Perfusion Conditions and Standard Tissue Processing

Perfusion Conditions

All procedures follow NIH Guidelines for the humane care and use of laboratory animals.

The brain was fixed in situ via intravascular perfusion with mixed aldehydes containing 2.5% glutaraldehyde, 2% paraformaldehyde, 1 mM CaCl2 and 2 mM MgCl2 at pH 7.4, 37 °C and 4 psi pressure under deep pentobarbital anesthesia. The brain was left undisturbed in the cranium for 1 hr, at which time the hippocampus was removed.

The tissue was then processed for serial EM using standard procedures.

Standard Tissue Processing for Serial Electron Microscopy
The tissue was rinsed 5 times in 100 mM cacodylate buffer with repeated agitation and then manually trimmed under a dissecting microscope to a region containing only area CA1. Area CA1 was soaked in 1% osmium and 1.5% potassium ferrocyanide in 100 mM cacodylate buffer, cooled in an ice bath to <15°C, and microwaved for 2.5 min at 37°C using the Pelco 3450 Laboratory Microwave Processor (Ted Pella, Inc., Redding, California). After several buffer rinses, the tissue was put into 1% osmium in 100 mM cacodylate buffer, cooled, and microwaved for 2.5 min at 37°C. Tissue was then rinsed 4-5 times in buffer and twice in water, then stained en bloc with 1% aqueous uranyl acetate while cooled on ice and microwaved for 2.5 min at 37°C, followed by 2 brief water rinses, and then dehydrated in an acetone series (50%, 70%, 90%, 100%) for 40 sec each, in the microwave oven at 37°C. Infiltration began with acetone and 1:1 Epon:Spurr's resins for 1 hr on a rotator at 25°C, followed by 2:1 acetone:Epon/Spurr's resins overnight. After replacement with fresh 100% resin for several hrs, samples were embedded in coffin molds with the dendrites orthogonal to the cutting plane. Samples were cured for 48 hrs at 60°C.

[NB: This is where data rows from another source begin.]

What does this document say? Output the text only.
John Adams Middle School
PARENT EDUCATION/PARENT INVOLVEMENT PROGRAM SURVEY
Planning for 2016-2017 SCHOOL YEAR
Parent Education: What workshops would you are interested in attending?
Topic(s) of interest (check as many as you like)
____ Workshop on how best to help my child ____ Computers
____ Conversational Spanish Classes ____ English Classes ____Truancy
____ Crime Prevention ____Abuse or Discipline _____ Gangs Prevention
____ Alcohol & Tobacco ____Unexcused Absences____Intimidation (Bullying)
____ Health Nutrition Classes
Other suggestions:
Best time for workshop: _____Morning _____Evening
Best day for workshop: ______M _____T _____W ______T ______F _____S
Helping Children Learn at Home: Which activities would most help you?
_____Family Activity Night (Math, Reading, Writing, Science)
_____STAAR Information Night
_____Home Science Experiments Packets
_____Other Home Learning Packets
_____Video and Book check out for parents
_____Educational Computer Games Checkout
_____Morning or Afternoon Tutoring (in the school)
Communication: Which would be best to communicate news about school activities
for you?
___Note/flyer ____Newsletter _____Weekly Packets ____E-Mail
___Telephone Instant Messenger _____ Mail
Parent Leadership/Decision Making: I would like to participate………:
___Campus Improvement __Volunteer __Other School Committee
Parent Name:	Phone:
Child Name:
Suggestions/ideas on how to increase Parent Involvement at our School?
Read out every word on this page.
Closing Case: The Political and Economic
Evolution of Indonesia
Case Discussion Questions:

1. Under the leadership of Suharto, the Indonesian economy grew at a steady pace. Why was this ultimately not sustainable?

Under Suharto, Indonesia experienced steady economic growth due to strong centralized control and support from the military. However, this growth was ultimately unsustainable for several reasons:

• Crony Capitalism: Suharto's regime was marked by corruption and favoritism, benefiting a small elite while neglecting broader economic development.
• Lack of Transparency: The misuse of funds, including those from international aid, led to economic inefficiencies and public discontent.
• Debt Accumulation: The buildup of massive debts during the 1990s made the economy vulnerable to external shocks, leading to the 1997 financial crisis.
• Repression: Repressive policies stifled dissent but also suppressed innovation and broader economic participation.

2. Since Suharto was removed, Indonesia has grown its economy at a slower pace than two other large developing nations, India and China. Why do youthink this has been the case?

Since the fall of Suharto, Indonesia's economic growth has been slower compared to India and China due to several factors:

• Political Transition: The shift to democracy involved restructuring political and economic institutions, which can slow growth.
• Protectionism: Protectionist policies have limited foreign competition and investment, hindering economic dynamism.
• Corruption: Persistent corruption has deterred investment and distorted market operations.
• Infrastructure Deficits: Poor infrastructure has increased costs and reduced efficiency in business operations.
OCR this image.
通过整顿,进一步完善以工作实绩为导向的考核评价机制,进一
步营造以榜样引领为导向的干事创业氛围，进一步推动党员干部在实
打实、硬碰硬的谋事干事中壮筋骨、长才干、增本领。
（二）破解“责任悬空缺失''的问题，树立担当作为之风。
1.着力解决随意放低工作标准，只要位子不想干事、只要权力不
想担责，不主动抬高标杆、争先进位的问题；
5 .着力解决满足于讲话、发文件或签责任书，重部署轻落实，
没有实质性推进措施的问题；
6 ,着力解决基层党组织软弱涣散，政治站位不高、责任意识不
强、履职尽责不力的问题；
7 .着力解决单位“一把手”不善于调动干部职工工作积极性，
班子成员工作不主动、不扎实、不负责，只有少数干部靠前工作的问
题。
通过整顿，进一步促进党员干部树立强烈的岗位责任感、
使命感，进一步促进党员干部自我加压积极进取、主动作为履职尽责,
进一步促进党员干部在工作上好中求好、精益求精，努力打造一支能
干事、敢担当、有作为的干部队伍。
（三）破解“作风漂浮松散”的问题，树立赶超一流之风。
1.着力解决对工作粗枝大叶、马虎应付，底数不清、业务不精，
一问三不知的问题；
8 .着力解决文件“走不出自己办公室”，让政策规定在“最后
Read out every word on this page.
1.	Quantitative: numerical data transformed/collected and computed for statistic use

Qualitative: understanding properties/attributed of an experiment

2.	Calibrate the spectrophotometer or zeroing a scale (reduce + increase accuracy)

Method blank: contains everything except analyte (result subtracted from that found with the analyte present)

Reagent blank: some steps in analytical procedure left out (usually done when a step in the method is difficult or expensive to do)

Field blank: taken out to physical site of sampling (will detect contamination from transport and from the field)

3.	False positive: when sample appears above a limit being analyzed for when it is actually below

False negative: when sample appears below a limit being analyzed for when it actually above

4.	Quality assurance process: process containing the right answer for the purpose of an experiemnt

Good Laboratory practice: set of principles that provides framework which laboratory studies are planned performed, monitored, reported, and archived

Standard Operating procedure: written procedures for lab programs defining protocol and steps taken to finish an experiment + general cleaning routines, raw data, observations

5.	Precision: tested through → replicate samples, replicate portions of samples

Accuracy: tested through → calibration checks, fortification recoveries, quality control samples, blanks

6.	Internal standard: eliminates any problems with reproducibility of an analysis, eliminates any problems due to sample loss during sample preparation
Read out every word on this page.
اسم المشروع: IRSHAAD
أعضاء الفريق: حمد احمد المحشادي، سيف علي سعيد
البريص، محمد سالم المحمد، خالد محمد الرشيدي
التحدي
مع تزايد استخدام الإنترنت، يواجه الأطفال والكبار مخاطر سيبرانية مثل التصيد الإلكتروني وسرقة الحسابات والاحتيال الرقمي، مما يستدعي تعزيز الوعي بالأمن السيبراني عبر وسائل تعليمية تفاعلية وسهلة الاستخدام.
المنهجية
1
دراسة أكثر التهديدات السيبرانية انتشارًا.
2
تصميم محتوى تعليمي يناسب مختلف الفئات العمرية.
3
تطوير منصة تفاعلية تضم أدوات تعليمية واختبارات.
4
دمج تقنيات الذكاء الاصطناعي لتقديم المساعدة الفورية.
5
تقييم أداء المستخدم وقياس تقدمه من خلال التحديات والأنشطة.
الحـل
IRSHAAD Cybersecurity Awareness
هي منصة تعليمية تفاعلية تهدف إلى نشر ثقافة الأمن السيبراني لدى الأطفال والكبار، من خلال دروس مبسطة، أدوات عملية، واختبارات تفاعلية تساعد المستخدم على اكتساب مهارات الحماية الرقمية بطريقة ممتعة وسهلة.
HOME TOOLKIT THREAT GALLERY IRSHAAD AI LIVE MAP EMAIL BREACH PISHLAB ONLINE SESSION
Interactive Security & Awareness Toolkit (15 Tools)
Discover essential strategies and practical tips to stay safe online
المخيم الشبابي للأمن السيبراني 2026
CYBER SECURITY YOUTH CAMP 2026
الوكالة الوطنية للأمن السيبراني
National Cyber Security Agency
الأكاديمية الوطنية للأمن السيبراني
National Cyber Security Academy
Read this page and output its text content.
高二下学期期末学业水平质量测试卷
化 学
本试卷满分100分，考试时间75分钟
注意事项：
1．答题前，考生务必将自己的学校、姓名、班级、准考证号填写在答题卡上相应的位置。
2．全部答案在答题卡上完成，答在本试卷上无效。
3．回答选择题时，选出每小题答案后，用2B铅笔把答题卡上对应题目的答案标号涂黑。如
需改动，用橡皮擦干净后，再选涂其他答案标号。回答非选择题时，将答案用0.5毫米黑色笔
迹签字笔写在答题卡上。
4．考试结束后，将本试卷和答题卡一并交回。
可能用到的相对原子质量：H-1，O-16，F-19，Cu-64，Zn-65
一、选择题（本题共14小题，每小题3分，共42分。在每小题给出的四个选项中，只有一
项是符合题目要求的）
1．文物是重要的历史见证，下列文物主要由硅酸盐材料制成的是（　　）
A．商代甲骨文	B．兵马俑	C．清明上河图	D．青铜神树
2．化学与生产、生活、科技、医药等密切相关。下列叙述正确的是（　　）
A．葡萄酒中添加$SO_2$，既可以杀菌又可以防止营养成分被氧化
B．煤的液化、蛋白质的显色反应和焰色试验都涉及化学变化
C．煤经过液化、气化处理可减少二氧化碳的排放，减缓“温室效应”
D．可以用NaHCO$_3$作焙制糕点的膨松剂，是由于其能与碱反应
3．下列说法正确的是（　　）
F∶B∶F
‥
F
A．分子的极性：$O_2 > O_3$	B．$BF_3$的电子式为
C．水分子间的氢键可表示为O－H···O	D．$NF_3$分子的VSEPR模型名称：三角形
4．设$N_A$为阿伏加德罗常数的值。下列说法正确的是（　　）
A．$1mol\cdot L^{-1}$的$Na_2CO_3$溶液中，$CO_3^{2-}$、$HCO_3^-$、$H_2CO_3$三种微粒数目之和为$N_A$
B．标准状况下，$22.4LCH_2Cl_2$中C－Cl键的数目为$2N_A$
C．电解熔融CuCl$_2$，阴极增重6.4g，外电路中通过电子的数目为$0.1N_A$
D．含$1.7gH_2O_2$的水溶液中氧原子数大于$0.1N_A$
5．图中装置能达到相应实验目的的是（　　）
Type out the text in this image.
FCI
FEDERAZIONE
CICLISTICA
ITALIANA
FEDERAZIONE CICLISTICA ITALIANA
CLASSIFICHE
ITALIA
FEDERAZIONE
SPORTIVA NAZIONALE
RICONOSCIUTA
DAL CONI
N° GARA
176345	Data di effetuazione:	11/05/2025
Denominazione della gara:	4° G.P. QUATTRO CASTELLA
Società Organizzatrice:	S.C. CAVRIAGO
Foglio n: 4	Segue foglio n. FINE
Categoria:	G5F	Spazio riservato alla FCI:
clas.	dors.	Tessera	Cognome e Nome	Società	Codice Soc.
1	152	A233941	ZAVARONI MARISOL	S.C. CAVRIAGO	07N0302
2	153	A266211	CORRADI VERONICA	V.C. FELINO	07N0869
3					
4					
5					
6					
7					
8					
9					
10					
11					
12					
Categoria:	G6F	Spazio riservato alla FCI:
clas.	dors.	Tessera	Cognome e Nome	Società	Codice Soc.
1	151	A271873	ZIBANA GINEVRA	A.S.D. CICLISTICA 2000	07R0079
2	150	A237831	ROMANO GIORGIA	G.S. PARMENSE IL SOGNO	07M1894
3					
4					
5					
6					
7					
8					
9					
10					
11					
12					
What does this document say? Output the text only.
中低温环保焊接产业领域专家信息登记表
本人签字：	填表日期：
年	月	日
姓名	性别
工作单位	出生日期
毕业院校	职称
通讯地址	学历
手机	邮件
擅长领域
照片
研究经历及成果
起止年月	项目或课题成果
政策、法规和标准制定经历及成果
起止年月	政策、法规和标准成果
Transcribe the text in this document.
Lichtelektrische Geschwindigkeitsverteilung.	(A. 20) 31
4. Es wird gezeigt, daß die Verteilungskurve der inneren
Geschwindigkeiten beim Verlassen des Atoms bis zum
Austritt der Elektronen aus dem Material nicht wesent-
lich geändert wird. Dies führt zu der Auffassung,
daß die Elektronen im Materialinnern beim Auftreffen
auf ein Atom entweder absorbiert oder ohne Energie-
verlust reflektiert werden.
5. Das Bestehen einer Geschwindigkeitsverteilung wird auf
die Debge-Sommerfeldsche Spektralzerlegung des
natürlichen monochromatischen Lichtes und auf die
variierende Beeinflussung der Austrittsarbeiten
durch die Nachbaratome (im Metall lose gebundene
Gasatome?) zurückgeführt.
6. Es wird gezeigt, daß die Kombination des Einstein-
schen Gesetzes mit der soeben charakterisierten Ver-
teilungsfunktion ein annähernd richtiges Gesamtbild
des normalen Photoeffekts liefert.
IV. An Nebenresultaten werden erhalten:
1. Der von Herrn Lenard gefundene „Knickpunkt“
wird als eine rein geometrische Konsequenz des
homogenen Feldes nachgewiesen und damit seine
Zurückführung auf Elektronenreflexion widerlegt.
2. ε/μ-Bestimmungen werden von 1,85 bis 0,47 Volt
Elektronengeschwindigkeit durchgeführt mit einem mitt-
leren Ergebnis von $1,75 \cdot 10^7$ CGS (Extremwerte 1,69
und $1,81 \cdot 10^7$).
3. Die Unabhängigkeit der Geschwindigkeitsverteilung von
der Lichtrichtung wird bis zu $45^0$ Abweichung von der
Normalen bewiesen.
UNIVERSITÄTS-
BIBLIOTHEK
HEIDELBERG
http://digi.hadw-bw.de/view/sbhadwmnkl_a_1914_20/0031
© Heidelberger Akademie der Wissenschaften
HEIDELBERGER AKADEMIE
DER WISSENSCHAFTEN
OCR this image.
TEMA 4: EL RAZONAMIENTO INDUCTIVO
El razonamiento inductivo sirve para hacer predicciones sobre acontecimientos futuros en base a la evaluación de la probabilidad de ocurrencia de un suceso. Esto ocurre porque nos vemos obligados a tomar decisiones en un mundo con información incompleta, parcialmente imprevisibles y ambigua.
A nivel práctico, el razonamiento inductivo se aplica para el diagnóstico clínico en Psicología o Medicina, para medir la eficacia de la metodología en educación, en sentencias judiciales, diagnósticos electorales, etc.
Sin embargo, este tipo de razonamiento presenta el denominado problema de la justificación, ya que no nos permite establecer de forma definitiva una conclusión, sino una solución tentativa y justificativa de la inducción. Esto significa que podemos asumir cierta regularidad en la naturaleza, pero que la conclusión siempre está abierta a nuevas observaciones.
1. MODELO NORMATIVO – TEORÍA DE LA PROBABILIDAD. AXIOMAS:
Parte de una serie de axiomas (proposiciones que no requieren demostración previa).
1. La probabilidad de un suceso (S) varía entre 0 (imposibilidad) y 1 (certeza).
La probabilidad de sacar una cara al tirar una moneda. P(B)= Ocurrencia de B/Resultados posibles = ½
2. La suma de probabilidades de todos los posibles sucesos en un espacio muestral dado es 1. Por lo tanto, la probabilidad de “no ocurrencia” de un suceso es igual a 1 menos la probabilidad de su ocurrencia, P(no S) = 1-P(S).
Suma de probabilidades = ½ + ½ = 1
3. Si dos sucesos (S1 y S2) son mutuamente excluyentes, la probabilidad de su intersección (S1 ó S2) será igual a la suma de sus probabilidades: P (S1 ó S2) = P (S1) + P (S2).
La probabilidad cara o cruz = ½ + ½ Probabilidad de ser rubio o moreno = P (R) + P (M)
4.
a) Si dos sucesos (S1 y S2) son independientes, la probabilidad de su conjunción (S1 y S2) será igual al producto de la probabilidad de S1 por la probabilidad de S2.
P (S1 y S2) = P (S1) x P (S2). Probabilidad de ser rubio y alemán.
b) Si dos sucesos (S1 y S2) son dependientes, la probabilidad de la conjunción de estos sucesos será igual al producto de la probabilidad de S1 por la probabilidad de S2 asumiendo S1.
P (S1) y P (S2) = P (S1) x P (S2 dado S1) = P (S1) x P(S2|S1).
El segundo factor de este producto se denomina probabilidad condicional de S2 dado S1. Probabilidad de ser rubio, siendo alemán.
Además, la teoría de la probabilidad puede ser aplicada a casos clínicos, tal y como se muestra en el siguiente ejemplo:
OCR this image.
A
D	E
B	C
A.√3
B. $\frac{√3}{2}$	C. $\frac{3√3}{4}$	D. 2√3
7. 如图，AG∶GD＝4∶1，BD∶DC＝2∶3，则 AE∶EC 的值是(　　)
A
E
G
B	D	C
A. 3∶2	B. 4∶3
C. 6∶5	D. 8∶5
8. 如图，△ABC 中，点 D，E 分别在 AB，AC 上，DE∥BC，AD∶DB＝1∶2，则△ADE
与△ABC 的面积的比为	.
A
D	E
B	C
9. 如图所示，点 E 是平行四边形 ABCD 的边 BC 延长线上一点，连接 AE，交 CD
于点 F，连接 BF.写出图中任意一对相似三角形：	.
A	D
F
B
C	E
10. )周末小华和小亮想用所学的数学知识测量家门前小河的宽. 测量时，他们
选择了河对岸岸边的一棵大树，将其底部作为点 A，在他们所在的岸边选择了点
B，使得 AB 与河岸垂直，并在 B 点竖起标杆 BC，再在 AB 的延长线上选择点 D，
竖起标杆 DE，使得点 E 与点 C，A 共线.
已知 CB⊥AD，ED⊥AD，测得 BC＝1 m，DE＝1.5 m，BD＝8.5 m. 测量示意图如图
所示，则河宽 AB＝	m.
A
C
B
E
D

The blocks were trimmed to contain a region spanning the width of the slices and in the middle of s. radiatum midway between area CA3 and the subiculum. Then several 1µm thick, and 60nm thin, test sections were taken spanning the full width of the slices. Thick sections were stained with 1% toluidine blue to guide subsequent trimming. Thin sections were mounted on Pioloform-coated (SPI Supplies, Westchester, PA) slot grids (Synaptek, Ted Pella, Inc., Redding, CA) and counter stained with saturated ethanolic uranyl acetate, followed by Reynolds lead citrate, each for 5 min.

Sections were examined with a JEOL 1200EX electron microscope (JEOL, Peabody, MA) to choose an area midway between the air and net surfaces of the hippocampal slice for subsequent serial thin sectioning. At an optimal depth between 100 and 200µm from the cut surfaces, excellent tissue preservation was found as evidenced by well-preserved dendrites, with intact mitochondria, microtubules, and synapses, and the relative absence of dark or swollen neuronal processes.

A diamond trimming tool (EMS, Electron Microscopy Sciences, Fort Washington, PA) was used to prepare a small trapezoidal area <50µm on a side. Serial thin sections were cut on the Leica ultracut S ultramicrotome (Leica Inc, Malvern, Pennsylvania), mounted, and counter-stained as above for the test thins. Individual grids were placed in grid cassettes (Advance Microscopy Techniques, Danvers, MA), stored in numbered gelatin capsules (EMS), and mounted in a rotating stage to obtain uniform orientation of the sections on adjacent grids.

The series were photographed at 150 - 200 microns from the CA1 pyramidal cell body layer. The series of sections were photographed at 10,000x magnification. Calibration grids (Ernest Fullam, Inc., Latham, NY) were photographed with the series.